HC Deb 18 December 1961 vol 651 cc913-6
7. Mr. Bence

asked the Minister of Labour what increase has taken place in the employment of skilled engineers in the engineering and shipbuilding industries from 1957 to the latest available date.

Mr. Hare

In the shipbuilding and ship-repairing industry, workers in skilled engineering trades numbered 61,824 at the end of August, 1961, compared with 78,111 in August, 1957. Corresponding figures for the engineering industry are not available.

Mr. Bence

I am shocked to hear that there has been a decrease in the number of skilled engineers employed in the shipbuilding and engineering industries in the last two years. Is this not an extraordinary state of affairs at a time when the right hon. Gentleman's Department is trying to encourage an increase in the number of apprentices training for the engineering industry? What are we to make of a situation where there is a decrease in the number of skilled men being employed and at the same time we are trying to get more apprentices to go into these skilled occupations?

Mr. Hare

The hon.
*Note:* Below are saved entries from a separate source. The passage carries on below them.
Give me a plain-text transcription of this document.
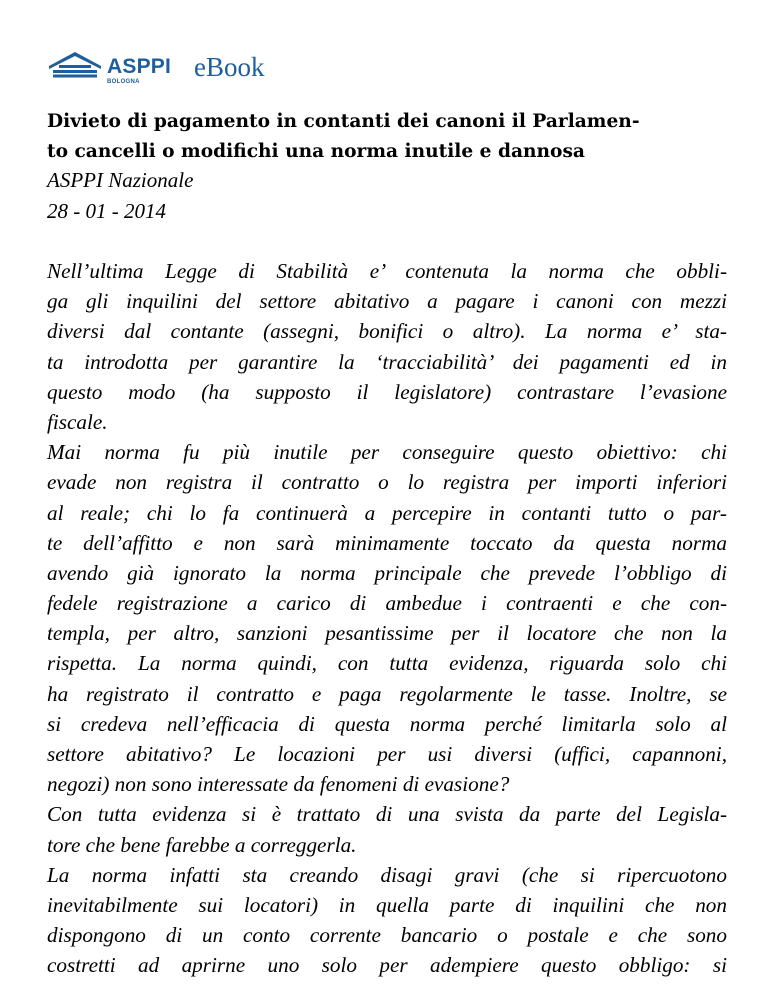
ASPPI
BOLOGNA	eBook
Divieto di pagamento in contanti dei canoni il Parlamen-
to cancelli o modifichi una norma inutile e dannosa
ASPPI Nazionale
28 - 01 - 2014
Nell’ultima Legge di Stabilità e’ contenuta la norma che obbli-
ga gli inquilini del settore abitativo a pagare i canoni con mezzi
diversi dal contante (assegni, bonifici o altro). La norma e’ sta-
ta introdotta per garantire la ‘tracciabilità’ dei pagamenti ed in
questo modo (ha supposto il legislatore) contrastare l’evasione
fiscale.
Mai norma fu più inutile per conseguire questo obiettivo: chi
evade non registra il contratto o lo registra per importi inferiori
al reale; chi lo fa continuerà a percepire in contanti tutto o par-
te dell’affitto e non sarà minimamente toccato da questa norma
avendo già ignorato la norma principale che prevede l’obbligo di
fedele registrazione a carico di ambedue i contraenti e che con-
templa, per altro, sanzioni pesantissime per il locatore che non la
rispetta. La norma quindi, con tutta evidenza, riguarda solo chi
ha registrato il contratto e paga regolarmente le tasse. Inoltre, se
si credeva nell’efficacia di questa norma perché limitarla solo al
settore abitativo? Le locazioni per usi diversi (uffici, capannoni,
negozi) non sono interessate da fenomeni di evasione?
Con tutta evidenza si è trattato di una svista da parte del Legisla-
tore che bene farebbe a correggerla.
La norma infatti sta creando disagi gravi (che si ripercuotono
inevitabilmente sui locatori) in quella parte di inquilini che non
dispongono di un conto corrente bancario o postale e che sono
costretti ad aprirne uno solo per adempiere questo obbligo: si
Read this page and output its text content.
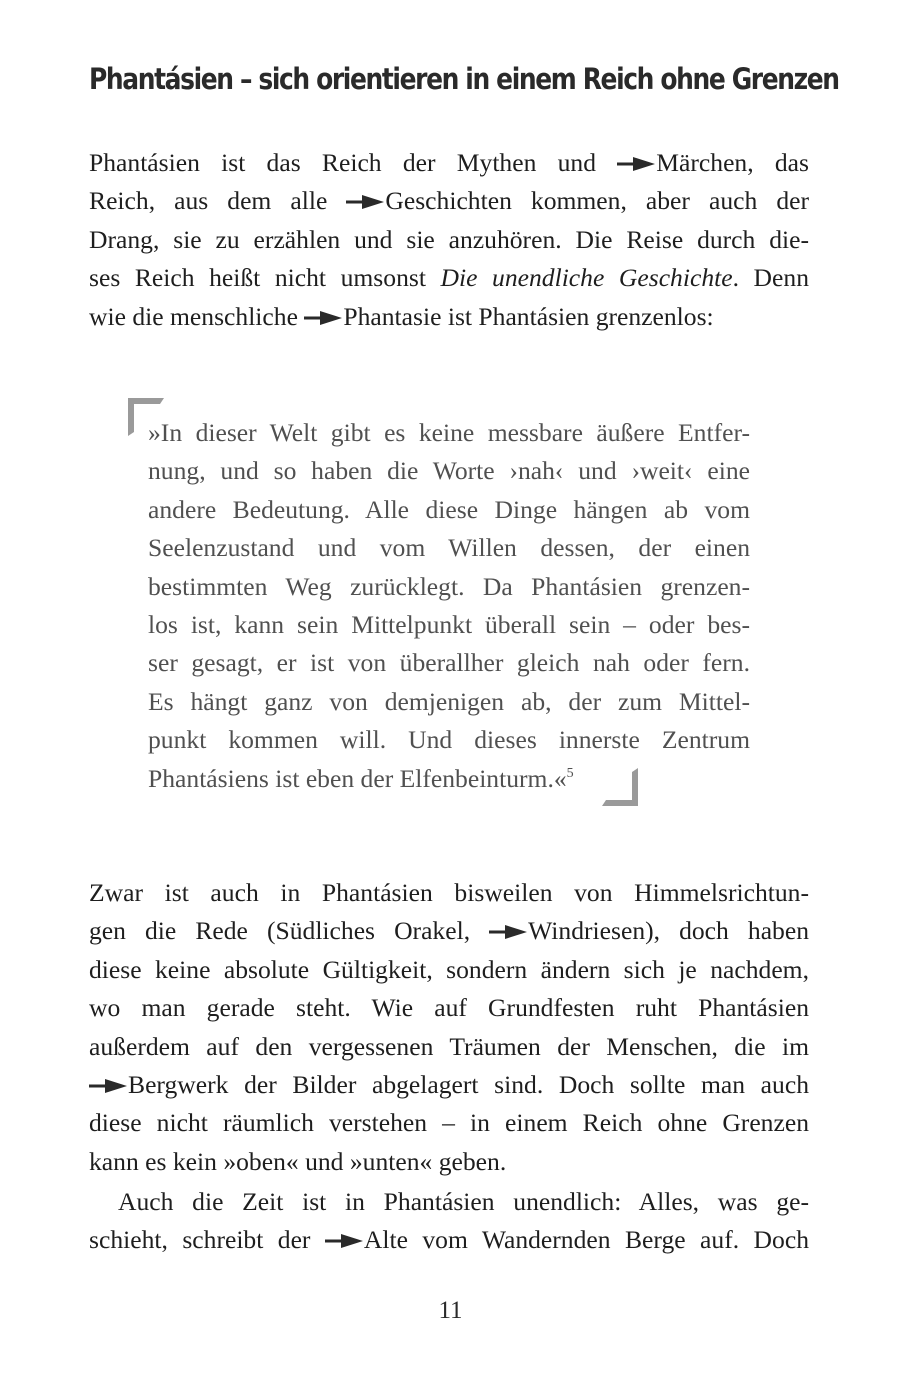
Phantásien – sich orientieren in einem Reich ohne Grenzen
Phantásien ist das Reich der Mythen und Märchen, das
Reich, aus dem alle Geschichten kommen, aber auch der
Drang, sie zu erzählen und sie anzuhören. Die Reise durch die-
ses Reich heißt nicht umsonst Die unendliche Geschichte. Denn
wie die menschliche Phantasie ist Phantásien grenzenlos:
»In dieser Welt gibt es keine messbare äußere Entfer-
nung, und so haben die Worte ›nah‹ und ›weit‹ eine
andere Bedeutung. Alle diese Dinge hängen ab vom
Seelenzustand und vom Willen dessen, der einen
bestimmten Weg zurücklegt. Da Phantásien grenzen-
los ist, kann sein Mittelpunkt überall sein – oder bes-
ser gesagt, er ist von überallher gleich nah oder fern.
Es hängt ganz von demjenigen ab, der zum Mittel-
punkt kommen will. Und dieses innerste Zentrum
Phantásiens ist eben der Elfenbeinturm.«$^5$
Zwar ist auch in Phantásien bisweilen von Himmelsrichtun-
gen die Rede (Südliches Orakel, Windriesen), doch haben
diese keine absolute Gültigkeit, sondern ändern sich je nachdem,
wo man gerade steht. Wie auf Grundfesten ruht Phantásien
außerdem auf den vergessenen Träumen der Menschen, die im
Bergwerk der Bilder abgelagert sind. Doch sollte man auch
diese nicht räumlich verstehen – in einem Reich ohne Grenzen
kann es kein »oben« und »unten« geben.
Auch die Zeit ist in Phantásien unendlich: Alles, was ge-
schieht, schreibt der Alte vom Wandernden Berge auf. Doch
11
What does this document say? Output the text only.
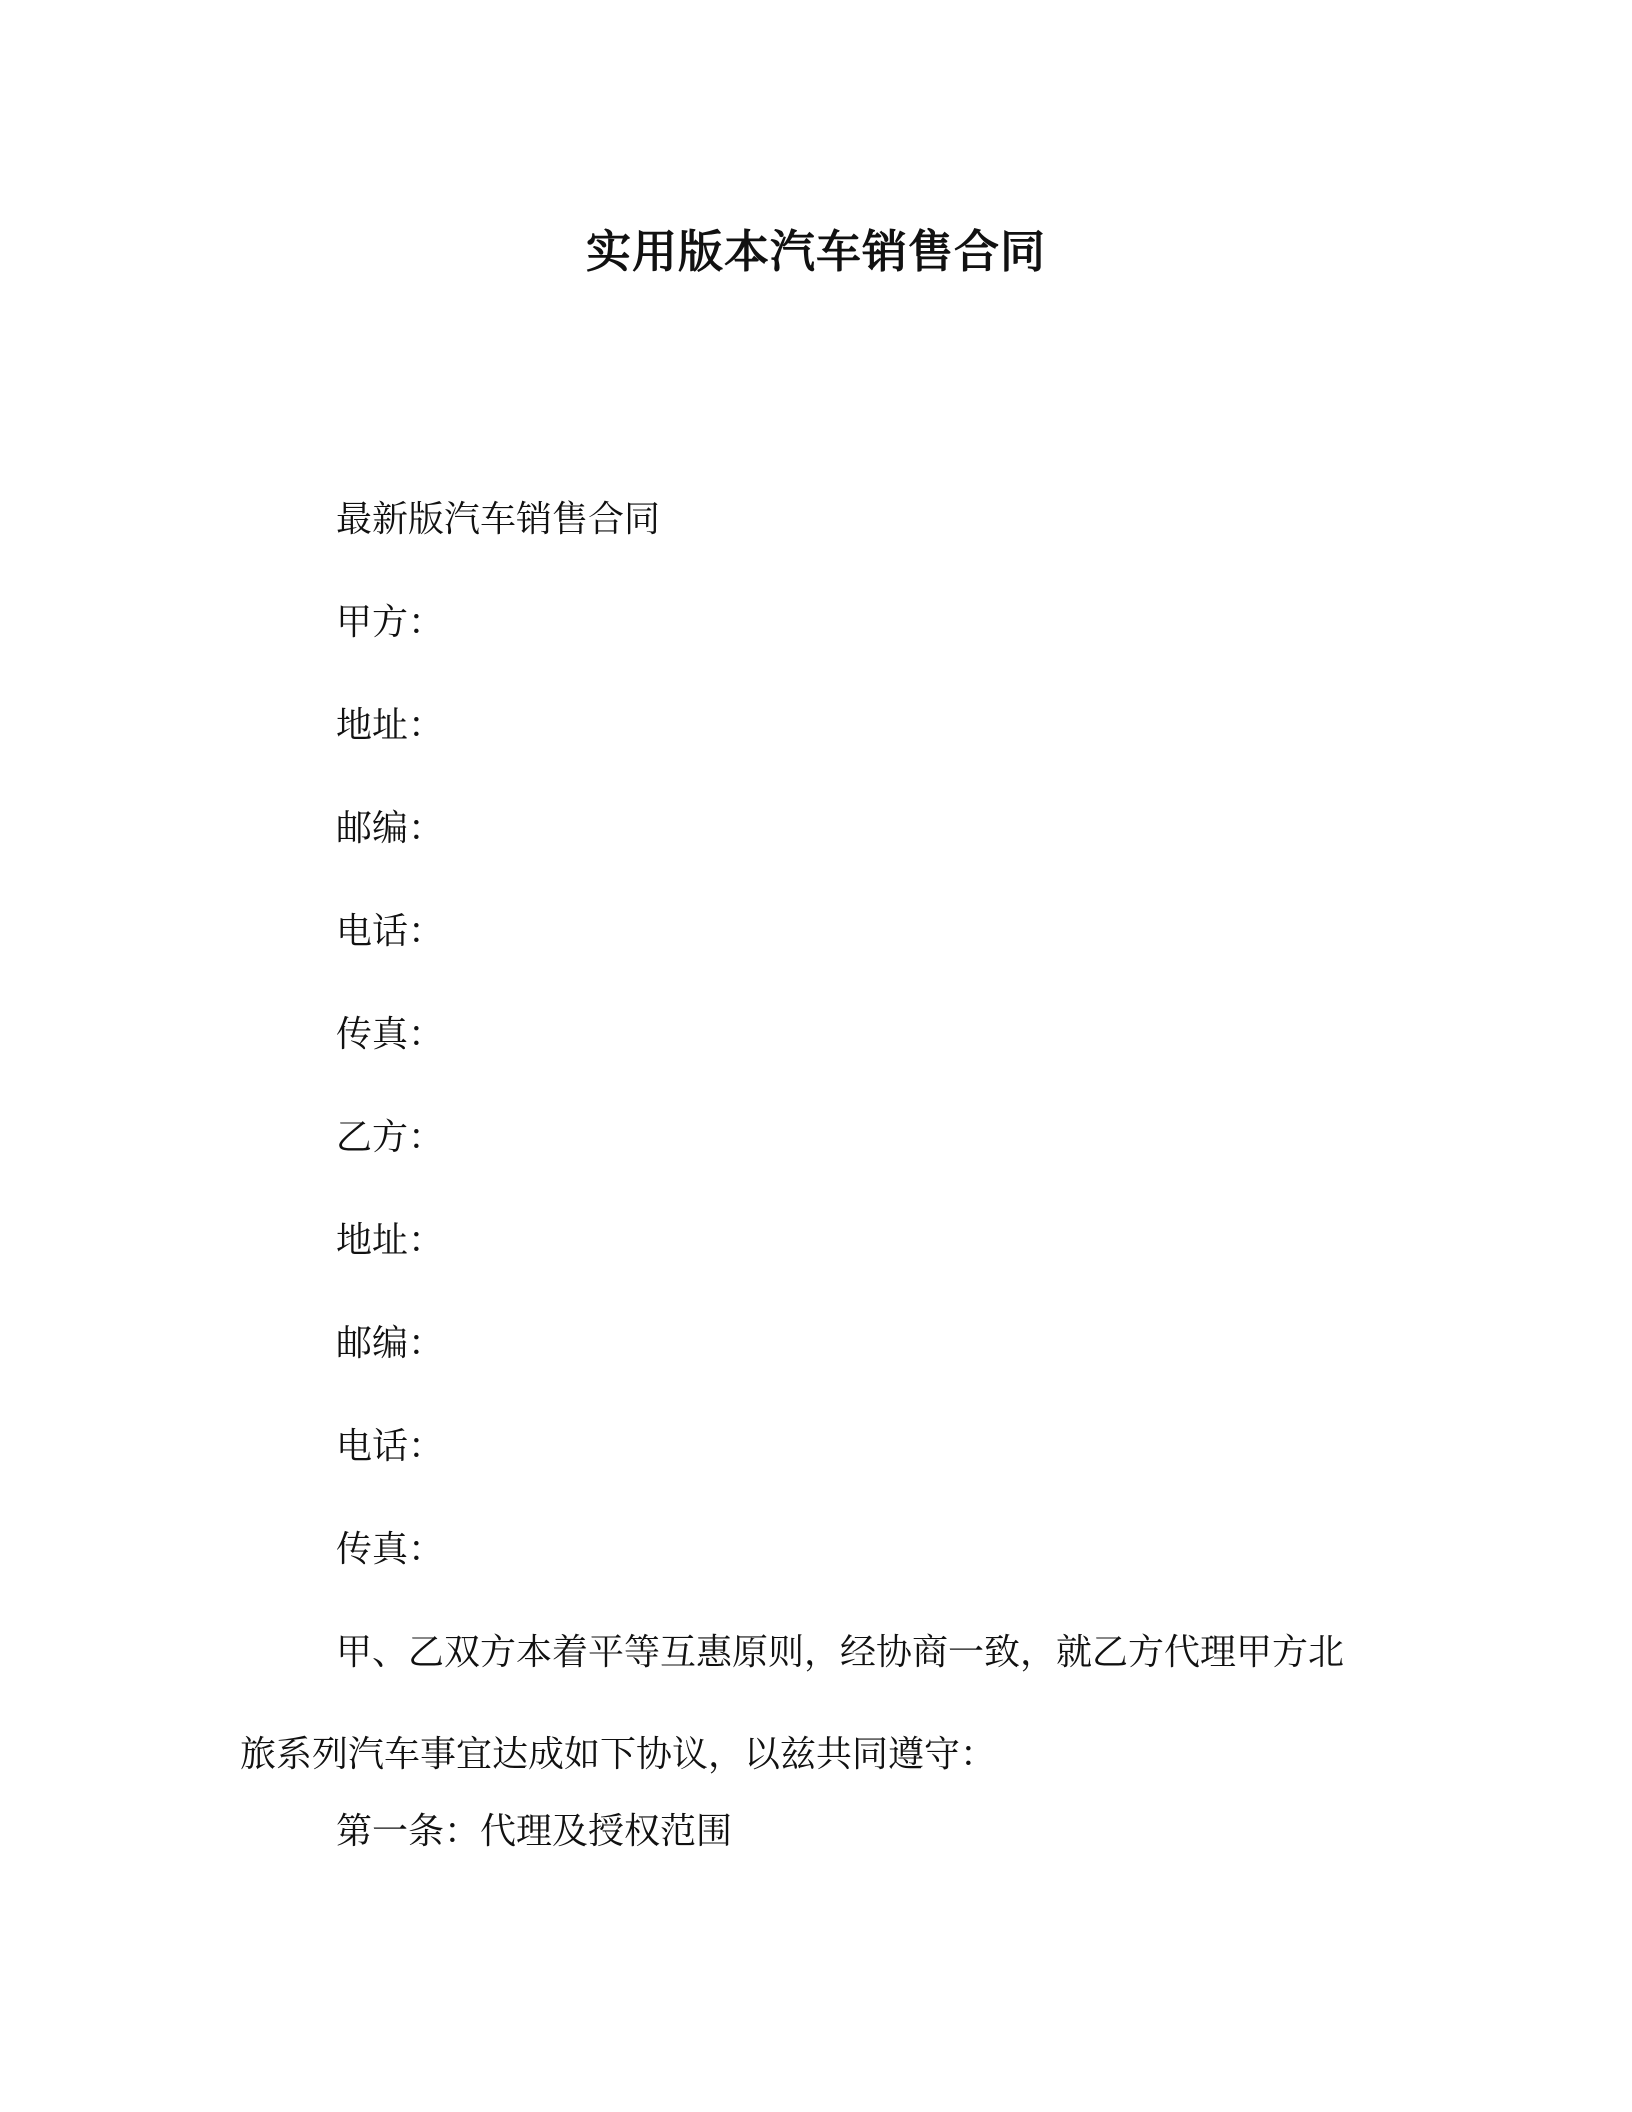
实用版本汽车销售合同
最新版汽车销售合同
甲方：
地址：
邮编：
电话：
传真：
乙方：
地址：
邮编：
电话：
传真：
甲、乙双方本着平等互惠原则，经协商一致，就乙方代理甲方北
旅系列汽车事宜达成如下协议，以兹共同遵守：
第一条：代理及授权范围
Gentleman will be aware that since 1957 the decline in world shipping and the increase in shipbuilding capacity abroad have resulted in a fall of activities and employment in the shipbuilding industry. I think that he will also be aware that, taking as a whole the shipbuilding industry and all the workers employed in it, this is an ageing industry. Rather than adopting a defeatist attitude in suggesting that the situation is continually declining, it is very necessary to get a new entry of young people to keep the industry going.

Mr. Bence

That is not a satisfactory answer. We know that there has been a decline in the shipbuilding industry, but surely the function of the Minister of Labour is to help to redeploy the skilled labour out of a declining industry into an expanding one? I am asking a question in respect of the engineering industry. Evidently there has been no redeployment because in the two industries taken together there has been a decline.

Mr. Hare

That is a slightly different question. We do not want to assume that the decline that has been going on in the shipbuilding industry will continue. I hope that the industry will have a great future, but unless it is prepared to take a proper proportion of young apprentices it will not have a future.

Mr. Ridsdale

Why is not my right hon. Friend more straightforward? Surely the reason for the decline in the shipbuilding industry is the number of demarcation disputes which there have been in the shipbuilding industry. If one looks at what is happening in Ireland one would be gravely concerned about the future of the shipbuilding industry.

Mr. Hare

I am being entirely straightforward, but I do not accept that the shipbuilding industry has no future prospects.

8. Mr. Bence

asked the Minister of Labour what steps he proposes taking to meet the threatened decline in employment in the shipbuilding industry on the Clyde.

Mr. Hare

I understand that recently shipbuilders on the Clyde have been more successful in obtaining some orders and I hope that this will arrest the decline in shipbuilding employment for the immediate future. There is much that the industry itself can do in the field of labour relations and utilisation of labour to improve its competitive ability, and at a conference I held with both sides of the industry on 14th December it was decided to set up a joint working party under an official of my Department to concert practical measures to this end.

Mr. Bence

Is the right hon. Gentleman aware that we on the Clyde are getting sick of this continual propagation of the idea that there is delay, through bad industrial relations and lost man-hours through strikes? Messrs. John Brown have just launched a passenger ship and, from its inception, not one man-hour has been lost.

Mr. Speaker

This is the time for Questions and not for an asserted proposition.

Mr. Bence

This is important in view of what the hon. Member for Harwich (Mr. Ridsdale) said. We on Clydeside have very good industrial relations in the shipbuilding industry. Will the Minister see that he and his Government take steps immediately to try to put some pep into the Clyde shipbuilding industry in order to enable shipbuilding interests on the Clyde to keep their teams of workers together?

Mr. Hare

I should be the last to wish to denigrate the shipbuilding industry, but my hon. Friend the Member for Harwich (Mr. Ridsdale) is perfectly right in part of his supplementary question to call attention to the fact that there are demarcation issues. The hon. Gentleman knows that, taking the shipbuilding industry as a whole, there are more unofficial strikes in that industry than in most. We have to face the fact that these things are not insoluble and we have to do something about it.